Zhang Robert S, Zhang Peter, Yuriditsky Eugene, Taslakian Bedros, Rhee Aaron J, Greco Allison A, Elbaum Lindsay, Mukherjee Vikramjit, Postelnicu Radu, Amoroso Nancy E, Maldonado Thomas S, Alviar Carlos L, Horowitz James M, Bangalore Sripal
Division of Cardiology, Weill Cornell Medicine, New York, New York, USA.
Department of Medicine, New York University, New York, New York, USA.
Catheter Cardiovasc Interv. 2025 Jul;106(1):53-63. doi: 10.1002/ccd.31386. Epub 2024 Dec 26.
The recently published PEERLESS trial compared catheter-directed thrombolysis (CDT) and catheter-based thrombectomy (CBT) in acute pulmonary embolism (PE). However, it included a low proportion of patients with contraindications to thrombolytic therapy (4.4%), leaving uncertainty about how CDT would perform relative to CBT in a real-world cohort with higher bleeding risk.
This study aims to address this gap by comparing real-world outcomes of CDT and CBT in patients with acute PE.
This retrospective analysis included patients who underwent CDT and CBT at two tertiary care centers from January 2020 to January 2024. The primary outcome was a composite of 30-day mortality, resuscitated cardiac arrest, or hemodynamic decompensation. Secondary outcomes included major bleeding and intracranial hemorrhage (ICH). Inverse probability treatment weighting (IPTW) was used to adjust for baseline variables.
A total of 162 (mean age 58 years, 45.7% women, 17.3% high-risk, 28% contraindication to lytics, 28% CDT, 72% CBT) patients were included, with 12.4% patients experiencing the primary outcome. There was no difference in the rates of the primary outcome between CBT versus CDT (11.2% vs. 15.2%, IPTW HR: 0.80; 95% CI: 0.27-2.38, p = 0.69). CBT was associated with a lower risk of hemodynamic decompensation (5% vs. 21.7%, p = 0.036), major bleeding (7.8% vs. 17.4%, IPTW HR 0.26; 95% CI: 0.07-0.95, p = 0.042) and ICH (0 vs. 4.3%, p = 0.024) compared to CDT.
Among a real-world cohort of patients with acute PE with higher bleeding risk than PEERLESS undergoing catheter-based therapies, CBT was associated with a lower rate of hemodynamic deterioration, major bleeding, and ICH with similar rate of primary composite outcome when compared with CDT. Additional randomized controlled trials are needed to validate these findings.
最近发表的PEERLESS试验比较了急性肺栓塞(PE)患者的导管定向溶栓(CDT)和基于导管的血栓切除术(CBT)。然而,该试验纳入的溶栓治疗禁忌患者比例较低(4.4%),因此在出血风险较高的真实世界队列中,CDT相对于CBT的表现仍存在不确定性。
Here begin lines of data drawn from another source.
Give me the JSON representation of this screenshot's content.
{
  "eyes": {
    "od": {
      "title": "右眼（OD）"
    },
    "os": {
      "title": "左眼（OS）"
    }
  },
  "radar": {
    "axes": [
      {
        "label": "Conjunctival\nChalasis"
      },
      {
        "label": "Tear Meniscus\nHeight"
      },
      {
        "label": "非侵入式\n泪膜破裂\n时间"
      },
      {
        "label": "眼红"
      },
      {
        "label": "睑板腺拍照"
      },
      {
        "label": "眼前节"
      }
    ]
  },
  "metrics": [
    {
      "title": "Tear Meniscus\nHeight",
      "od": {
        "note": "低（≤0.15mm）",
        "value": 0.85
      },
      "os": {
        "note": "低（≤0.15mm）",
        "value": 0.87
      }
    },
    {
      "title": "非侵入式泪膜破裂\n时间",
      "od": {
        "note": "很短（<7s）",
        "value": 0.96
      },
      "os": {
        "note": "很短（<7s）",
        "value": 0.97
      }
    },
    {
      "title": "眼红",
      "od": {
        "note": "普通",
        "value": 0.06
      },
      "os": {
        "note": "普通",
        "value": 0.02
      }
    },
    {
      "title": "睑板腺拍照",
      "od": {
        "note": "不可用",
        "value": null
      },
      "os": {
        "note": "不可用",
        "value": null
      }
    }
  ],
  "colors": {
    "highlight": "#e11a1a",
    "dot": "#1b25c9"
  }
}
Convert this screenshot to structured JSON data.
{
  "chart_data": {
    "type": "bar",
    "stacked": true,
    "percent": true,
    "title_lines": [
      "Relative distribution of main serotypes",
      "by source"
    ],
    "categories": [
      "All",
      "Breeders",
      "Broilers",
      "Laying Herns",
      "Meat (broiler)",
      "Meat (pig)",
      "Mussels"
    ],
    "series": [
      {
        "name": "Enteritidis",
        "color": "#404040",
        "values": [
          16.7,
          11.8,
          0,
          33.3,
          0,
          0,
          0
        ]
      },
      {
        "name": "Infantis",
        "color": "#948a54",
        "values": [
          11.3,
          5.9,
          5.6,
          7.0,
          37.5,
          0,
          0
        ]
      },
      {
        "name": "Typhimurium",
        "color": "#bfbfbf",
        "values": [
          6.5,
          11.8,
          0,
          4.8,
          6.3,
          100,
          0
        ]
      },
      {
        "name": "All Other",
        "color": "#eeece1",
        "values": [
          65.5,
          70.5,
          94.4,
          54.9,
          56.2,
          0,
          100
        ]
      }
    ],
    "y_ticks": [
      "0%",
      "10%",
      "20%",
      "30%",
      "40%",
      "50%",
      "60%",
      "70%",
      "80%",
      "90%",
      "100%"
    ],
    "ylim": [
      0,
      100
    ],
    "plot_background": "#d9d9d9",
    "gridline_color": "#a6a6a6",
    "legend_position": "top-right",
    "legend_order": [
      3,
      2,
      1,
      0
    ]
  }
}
本研究旨在通过比较急性PE患者CDT和CBT的真实世界结局来填补这一空白。
这项回顾性分析纳入了2020年1月至2024年1月在两个三级医疗中心接受CDT和CBT的患者。主要结局是30天死亡率、心脏骤停复苏或血流动力学失代偿的复合结局。次要结局包括大出血和颅内出血(ICH)。采用逆概率处理加权(IPTW)来调整基线变量。
共纳入162例患者(平均年龄58岁,45.7%为女性,17.3%为高危患者,28%有溶栓禁忌,28%接受CDT,72%接受CBT),12.4%的患者出现主要结局。CBT与CDT的主要结局发生率无差异(11.2%对15.2%,IPTW HR:0.80;95%CI:0.27 - 2.38,p = 0.69)。与CDT相比,CBT与血流动力学失代偿风险较低(5%对21.7%,p = 0.036)、大出血风险较低(7.8%对17.4%,IPTW HR 0.26;95%CI:0.07 - 0.95,p = 0.042)和ICH风险较低(0对4.3%,p = 0.024)相关。
在出血风险高于PEERLESS试验的急性PE患者的真实世界队列中,接受基于导管治疗时,与CDT相比,CBT与血流动力学恶化、大出血和ICH发生率较低相关,且主要复合结局发生率相似。需要更多随机对照试验来验证这些发现。